Indraza berharap hasil pengawasan yang dipaparkannya dilihat sebagai masukan dan solusi agar PPDB lebih komprehensif dan detail. Dia juga berharap hasil kajian Ombudsman ini betul-betul dipertimbangkan pemerintah agar masalah PPDB ini tidak menjadi masalah musiman lagi.

"Kami sayangkan selalu PPDB yang hanya muncul Juni-Agustus, sesudah itu kita lupa lagi nanti menjelang ajaran tahun baru akan berulang lagi, dan ada kehebohan lagi. Karena itu kami berharap hasil pengawasan ini bisa memberikan salah satu inside bagi seluruh stakeholder terkait untuk bisa mengevaluasi lebih dalam mengenai pelaksanaan PPDB, sebelum memutuskan apakah harus diubah, dihapus, atau dilanjutkan," katanya.

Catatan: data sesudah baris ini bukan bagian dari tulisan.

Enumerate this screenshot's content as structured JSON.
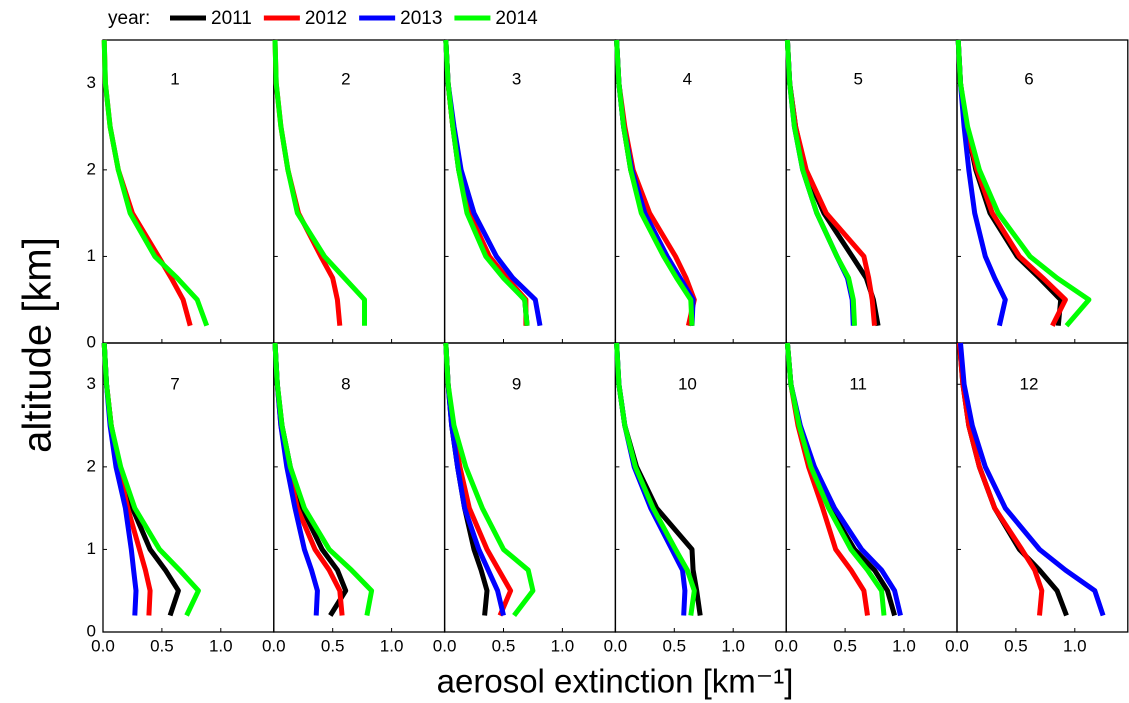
{
  "legend_title": "year:",
  "xlabel": "aerosol extinction [km⁻¹]",
  "ylabel": "altitude [km]",
  "chart_data": [
    {
      "type": "line",
      "title": "1",
      "y": [
        0.2,
        0.5,
        0.75,
        1.0,
        1.5,
        2.0,
        2.5,
        3.0,
        3.5
      ],
      "xlim": [
        0,
        1.45
      ],
      "xticks": [
        {
          "value": 0,
          "label": "0.0"
        },
        0.5,
        {
          "value": 1,
          "label": "1.0"
        }
      ],
      "ylim": [
        0,
        3.5
      ],
      "yticks": [
        0,
        1,
        2,
        3
      ],
      "series": [
        {
          "name": "2012",
          "color": "#ff0000",
          "values": [
            0.74,
            0.68,
            0.58,
            0.47,
            0.25,
            0.13,
            0.06,
            0.02,
            0.01
          ]
        },
        {
          "name": "2014",
          "color": "#00ff00",
          "values": [
            0.88,
            0.8,
            0.63,
            0.44,
            0.23,
            0.13,
            0.06,
            0.02,
            0.01
          ]
        }
      ]
    },
    {
      "type": "line",
      "title": "2",
      "y": [
        0.2,
        0.5,
        0.75,
        1.0,
        1.5,
        2.0,
        2.5,
        3.0,
        3.5
      ],
      "xlim": [
        0,
        1.45
      ],
      "xticks": [
        {
          "value": 0,
          "label": "0.0"
        },
        0.5,
        {
          "value": 1,
          "label": "1.0"
        }
      ],
      "ylim": [
        0,
        3.5
      ],
      "yticks": [
        0,
        1,
        2,
        3
      ],
      "series": [
        {
          "name": "2012",
          "color": "#ff0000",
          "values": [
            0.56,
            0.54,
            0.5,
            0.4,
            0.21,
            0.12,
            0.06,
            0.02,
            0.01
          ]
        },
        {
          "name": "2014",
          "color": "#00ff00",
          "values": [
            0.77,
            0.77,
            0.6,
            0.43,
            0.2,
            0.12,
            0.06,
            0.02,
            0.01
          ]
        }
      ]
    },
    {
      "type": "line",
      "title": "3",
      "y": [
        0.2,
        0.5,
        0.75,
        1.0,
        1.5,
        2.0,
        2.5,
        3.0,
        3.5
      ],
      "xlim": [
        0,
        1.45
      ],
      "xticks": [
        {
          "value": 0,
          "label": "0.0"
        },
        0.5,
        {
          "value": 1,
          "label": "1.0"
        }
      ],
      "ylim": [
        0,
        3.5
      ],
      "yticks": [
        0,
        1,
        2,
        3
      ],
      "series": [
        {
          "name": "2011",
          "color": "#000000",
          "values": [
            0.7,
            0.68,
            0.51,
            0.36,
            0.2,
            0.12,
            0.07,
            0.03,
            0.01
          ]
        },
        {
          "name": "2012",
          "color": "#ff0000",
          "values": [
            0.69,
            0.69,
            0.53,
            0.38,
            0.21,
            0.13,
            0.07,
            0.03,
            0.01
          ]
        },
        {
          "name": "2013",
          "color": "#0000ff",
          "values": [
            0.81,
            0.77,
            0.58,
            0.44,
            0.25,
            0.14,
            0.08,
            0.03,
            0.01
          ]
        },
        {
          "name": "2014",
          "color": "#00ff00",
          "values": [
            0.7,
            0.68,
            0.5,
            0.35,
            0.19,
            0.12,
            0.07,
            0.03,
            0.01
          ]
        }
      ]
    },
    {
      "type": "line",
      "title": "4",
      "y": [
        0.2,
        0.5,
        0.75,
        1.0,
        1.5,
        2.0,
        2.5,
        3.0,
        3.5
      ],
      "xlim": [
        0,
        1.45
      ],
      "xticks": [
        {
          "value": 0,
          "label": "0.0"
        },
        0.5,
        {
          "value": 1,
          "label": "1.0"
        }
      ],
      "ylim": [
        0,
        3.5
      ],
      "yticks": [
        0,
        1,
        2,
        3
      ],
      "series": [
        {
          "name": "2011",
          "color": "#000000",
          "values": [
            0.64,
            0.65,
            0.53,
            0.42,
            0.23,
            0.13,
            0.07,
            0.03,
            0.01
          ]
        },
        {
          "name": "2012",
          "color": "#ff0000",
          "values": [
            0.62,
            0.67,
            0.6,
            0.51,
            0.29,
            0.15,
            0.08,
            0.03,
            0.01
          ]
        },
        {
          "name": "2013",
          "color": "#0000ff",
          "values": [
            0.65,
            0.66,
            0.55,
            0.44,
            0.25,
            0.14,
            0.07,
            0.03,
            0.01
          ]
        },
        {
          "name": "2014",
          "color": "#00ff00",
          "values": [
            0.65,
            0.64,
            0.52,
            0.41,
            0.22,
            0.13,
            0.07,
            0.03,
            0.01
          ]
        }
      ]
    },
    {
      "type": "line",
      "title": "5",
      "y": [
        0.2,
        0.5,
        0.75,
        1.0,
        1.5,
        2.0,
        2.5,
        3.0,
        3.5
      ],
      "xlim": [
        0,
        1.45
      ],
      "xticks": [
        {
          "value": 0,
          "label": "0.0"
        },
        0.5,
        {
          "value": 1,
          "label": "1.0"
        }
      ],
      "ylim": [
        0,
        3.5
      ],
      "yticks": [
        0,
        1,
        2,
        3
      ],
      "series": [
        {
          "name": "2011",
          "color": "#000000",
          "values": [
            0.78,
            0.74,
            0.68,
            0.56,
            0.32,
            0.16,
            0.08,
            0.03,
            0.01
          ]
        },
        {
          "name": "2012",
          "color": "#ff0000",
          "values": [
            0.75,
            0.73,
            0.7,
            0.66,
            0.34,
            0.17,
            0.08,
            0.03,
            0.01
          ]
        },
        {
          "name": "2013",
          "color": "#0000ff",
          "values": [
            0.57,
            0.56,
            0.52,
            0.43,
            0.26,
            0.14,
            0.07,
            0.03,
            0.01
          ]
        },
        {
          "name": "2014",
          "color": "#00ff00",
          "values": [
            0.58,
            0.57,
            0.53,
            0.43,
            0.26,
            0.14,
            0.07,
            0.03,
            0.01
          ]
        }
      ]
    },
    {
      "type": "line",
      "title": "6",
      "y": [
        0.2,
        0.5,
        0.75,
        1.0,
        1.5,
        2.0,
        2.5,
        3.0,
        3.5
      ],
      "xlim": [
        0,
        1.45
      ],
      "xticks": [
        {
          "value": 0,
          "label": "0.0"
        },
        0.5,
        {
          "value": 1,
          "label": "1.0"
        }
      ],
      "ylim": [
        0,
        3.5
      ],
      "yticks": [
        0,
        1,
        2,
        3
      ],
      "series": [
        {
          "name": "2011",
          "color": "#000000",
          "values": [
            0.86,
            0.88,
            0.7,
            0.51,
            0.28,
            0.16,
            0.08,
            0.03,
            0.01
          ]
        },
        {
          "name": "2012",
          "color": "#ff0000",
          "values": [
            0.81,
            0.92,
            0.73,
            0.53,
            0.3,
            0.17,
            0.08,
            0.03,
            0.01
          ]
        },
        {
          "name": "2013",
          "color": "#0000ff",
          "values": [
            0.36,
            0.41,
            0.32,
            0.24,
            0.15,
            0.1,
            0.06,
            0.03,
            0.01
          ]
        },
        {
          "name": "2014",
          "color": "#00ff00",
          "values": [
            0.93,
            1.12,
            0.85,
            0.62,
            0.35,
            0.19,
            0.09,
            0.03,
            0.01
          ]
        }
      ]
    },
    {
      "type": "line",
      "title": "7",
      "y": [
        0.2,
        0.5,
        0.75,
        1.0,
        1.5,
        2.0,
        2.5,
        3.0,
        3.5
      ],
      "xlim": [
        0,
        1.45
      ],
      "xticks": [
        {
          "value": 0,
          "label": "0.0"
        },
        0.5,
        {
          "value": 1,
          "label": "1.0"
        }
      ],
      "ylim": [
        0,
        3.5
      ],
      "yticks": [
        0,
        1,
        2,
        3
      ],
      "series": [
        {
          "name": "2011",
          "color": "#000000",
          "values": [
            0.57,
            0.64,
            0.53,
            0.4,
            0.25,
            0.14,
            0.07,
            0.03,
            0.01
          ]
        },
        {
          "name": "2012",
          "color": "#ff0000",
          "values": [
            0.39,
            0.4,
            0.36,
            0.31,
            0.21,
            0.13,
            0.07,
            0.03,
            0.01
          ]
        },
        {
          "name": "2013",
          "color": "#0000ff",
          "values": [
            0.27,
            0.28,
            0.26,
            0.24,
            0.19,
            0.11,
            0.06,
            0.03,
            0.01
          ]
        },
        {
          "name": "2014",
          "color": "#00ff00",
          "values": [
            0.71,
            0.81,
            0.65,
            0.48,
            0.27,
            0.15,
            0.07,
            0.03,
            0.01
          ]
        }
      ]
    },
    {
      "type": "line",
      "title": "8",
      "y": [
        0.2,
        0.5,
        0.75,
        1.0,
        1.5,
        2.0,
        2.5,
        3.0,
        3.5
      ],
      "xlim": [
        0,
        1.45
      ],
      "xticks": [
        {
          "value": 0,
          "label": "0.0"
        },
        0.5,
        {
          "value": 1,
          "label": "1.0"
        }
      ],
      "ylim": [
        0,
        3.5
      ],
      "yticks": [
        0,
        1,
        2,
        3
      ],
      "series": [
        {
          "name": "2011",
          "color": "#000000",
          "values": [
            0.48,
            0.61,
            0.54,
            0.41,
            0.24,
            0.14,
            0.07,
            0.03,
            0.01
          ]
        },
        {
          "name": "2012",
          "color": "#ff0000",
          "values": [
            0.58,
            0.56,
            0.47,
            0.35,
            0.2,
            0.12,
            0.06,
            0.03,
            0.01
          ]
        },
        {
          "name": "2013",
          "color": "#0000ff",
          "values": [
            0.36,
            0.37,
            0.32,
            0.26,
            0.18,
            0.11,
            0.06,
            0.03,
            0.01
          ]
        },
        {
          "name": "2014",
          "color": "#00ff00",
          "values": [
            0.79,
            0.83,
            0.66,
            0.47,
            0.26,
            0.14,
            0.07,
            0.03,
            0.01
          ]
        }
      ]
    },
    {
      "type": "line",
      "title": "9",
      "y": [
        0.2,
        0.5,
        0.75,
        1.0,
        1.5,
        2.0,
        2.5,
        3.0,
        3.5
      ],
      "xlim": [
        0,
        1.45
      ],
      "xticks": [
        {
          "value": 0,
          "label": "0.0"
        },
        0.5,
        {
          "value": 1,
          "label": "1.0"
        }
      ],
      "ylim": [
        0,
        3.5
      ],
      "yticks": [
        0,
        1,
        2,
        3
      ],
      "series": [
        {
          "name": "2011",
          "color": "#000000",
          "values": [
            0.34,
            0.36,
            0.31,
            0.25,
            0.17,
            0.11,
            0.06,
            0.03,
            0.01
          ]
        },
        {
          "name": "2012",
          "color": "#ff0000",
          "values": [
            0.47,
            0.56,
            0.46,
            0.36,
            0.21,
            0.13,
            0.07,
            0.03,
            0.01
          ]
        },
        {
          "name": "2013",
          "color": "#0000ff",
          "values": [
            0.5,
            0.45,
            0.37,
            0.29,
            0.17,
            0.11,
            0.06,
            0.03,
            0.01
          ]
        },
        {
          "name": "2014",
          "color": "#00ff00",
          "values": [
            0.59,
            0.75,
            0.71,
            0.5,
            0.32,
            0.18,
            0.08,
            0.03,
            0.01
          ]
        }
      ]
    },
    {
      "type": "line",
      "title": "10",
      "y": [
        0.2,
        0.5,
        0.75,
        1.0,
        1.5,
        2.0,
        2.5,
        3.0,
        3.5
      ],
      "xlim": [
        0,
        1.45
      ],
      "xticks": [
        {
          "value": 0,
          "label": "0.0"
        },
        0.5,
        {
          "value": 1,
          "label": "1.0"
        }
      ],
      "ylim": [
        0,
        3.5
      ],
      "yticks": [
        0,
        1,
        2,
        3
      ],
      "series": [
        {
          "name": "2011",
          "color": "#000000",
          "values": [
            0.72,
            0.69,
            0.66,
            0.65,
            0.35,
            0.18,
            0.08,
            0.03,
            0.01
          ]
        },
        {
          "name": "2013",
          "color": "#0000ff",
          "values": [
            0.58,
            0.59,
            0.57,
            0.48,
            0.3,
            0.16,
            0.08,
            0.03,
            0.01
          ]
        },
        {
          "name": "2014",
          "color": "#00ff00",
          "values": [
            0.64,
            0.67,
            0.61,
            0.51,
            0.32,
            0.17,
            0.08,
            0.03,
            0.01
          ]
        }
      ]
    },
    {
      "type": "line",
      "title": "11",
      "y": [
        0.2,
        0.5,
        0.75,
        1.0,
        1.5,
        2.0,
        2.5,
        3.0,
        3.5
      ],
      "xlim": [
        0,
        1.45
      ],
      "xticks": [
        {
          "value": 0,
          "label": "0.0"
        },
        0.5,
        {
          "value": 1,
          "label": "1.0"
        }
      ],
      "ylim": [
        0,
        3.5
      ],
      "yticks": [
        0,
        1,
        2,
        3
      ],
      "series": [
        {
          "name": "2011",
          "color": "#000000",
          "values": [
            0.92,
            0.86,
            0.75,
            0.58,
            0.37,
            0.22,
            0.11,
            0.04,
            0.01
          ]
        },
        {
          "name": "2012",
          "color": "#ff0000",
          "values": [
            0.69,
            0.66,
            0.55,
            0.42,
            0.31,
            0.19,
            0.1,
            0.04,
            0.01
          ]
        },
        {
          "name": "2013",
          "color": "#0000ff",
          "values": [
            0.97,
            0.92,
            0.81,
            0.64,
            0.41,
            0.24,
            0.12,
            0.04,
            0.01
          ]
        },
        {
          "name": "2014",
          "color": "#00ff00",
          "values": [
            0.83,
            0.81,
            0.69,
            0.55,
            0.36,
            0.21,
            0.11,
            0.04,
            0.01
          ]
        }
      ]
    },
    {
      "type": "line",
      "title": "12",
      "y": [
        0.2,
        0.5,
        0.75,
        1.0,
        1.5,
        2.0,
        2.5,
        3.0,
        3.5
      ],
      "xlim": [
        0,
        1.45
      ],
      "xticks": [
        {
          "value": 0,
          "label": "0.0"
        },
        0.5,
        {
          "value": 1,
          "label": "1.0"
        }
      ],
      "ylim": [
        0,
        3.5
      ],
      "yticks": [
        0,
        1,
        2,
        3
      ],
      "series": [
        {
          "name": "2011",
          "color": "#000000",
          "values": [
            0.93,
            0.85,
            0.7,
            0.53,
            0.32,
            0.19,
            0.1,
            0.05,
            0.02
          ]
        },
        {
          "name": "2012",
          "color": "#ff0000",
          "values": [
            0.7,
            0.72,
            0.66,
            0.55,
            0.32,
            0.19,
            0.1,
            0.05,
            0.02
          ]
        },
        {
          "name": "2013",
          "color": "#0000ff",
          "values": [
            1.24,
            1.17,
            0.92,
            0.7,
            0.41,
            0.24,
            0.13,
            0.06,
            0.03
          ]
        }
      ]
    }
  ]
}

Indraza mengatakan Ombudsman melakukan metode analisis dan pengumpulan data untuk mengetahui masalah PPDB. Pengumpulan data dilakukan pada Maret-Oktober 2024.

Dia menjelaskan, masalah PPDB ditemukan di tiga tahapan PPDB, yakni Pra-PPDB, pelaksanaan PPDB, dan Pasca-PPDB. Semua masalah ditemukan di seleksi zonasi, afirmasi, prestasi, dan perpindahan tugas orang tua.

Zonasi

Indraza mengatakan, sejak 2022 hingga 2024, Ombudsman telah menerima 594 laporan terkait zonasi. Rinciannya, 31% terkait penyimpangan prosedur, 18% tidak kompeten, dan 13% tidak memberikan pelayanan.

"Dan yang menjadi permasalahan sebenarnya masalah jarak, sebetulnya zonasi membagi area berdasarkan calon peserta didik, kita ketahui di daerah kesulitan pindah," katanya.

Adapun masalah zonasi yang ditemukan Ombudsman adalah

  1. Permasalahan jarak 20%2. Verifikasi dokumen 12,2%3. Blankspot 11,9%

Pada masalah verifikasi dokumen zonasi, Ombudsman menemukan ada pemalsuan barcode kartu keluarga (KK). Indraza mengatakan masyarakat menilai zonasi itu masalah jarak sehingga banyak yang mengupayakan segala cara agar peserta didik diterima.

"Terkait verifikasi dokumen ini bermasalah karena kami temukan beberapa daerah karena mereka anggap itu jarak dan zona, ada banyak upaya yang dilakukan baik oleh orang tua calon peserta didik dan oknum petugas memalsukan, kami menemukan ada memalsukan barcode kartu keluarga," ungkapnya.

Kemudian, dalam sistem zonasi ini, ditemukan adanya tidak meratanya sekolah. Indraza menyebutkan pihaknya menemukan blankspot.

"Terkait blankspot ketika membagi area data calon peserta didik maka akan ada daerah yang tidak mendapat zona, jadi zona bisa berubah tergantung calon peserta didik seharusnya. Namun apa yang ditangkap masyarakat zonasi adalah masalah jarak," jelasnya.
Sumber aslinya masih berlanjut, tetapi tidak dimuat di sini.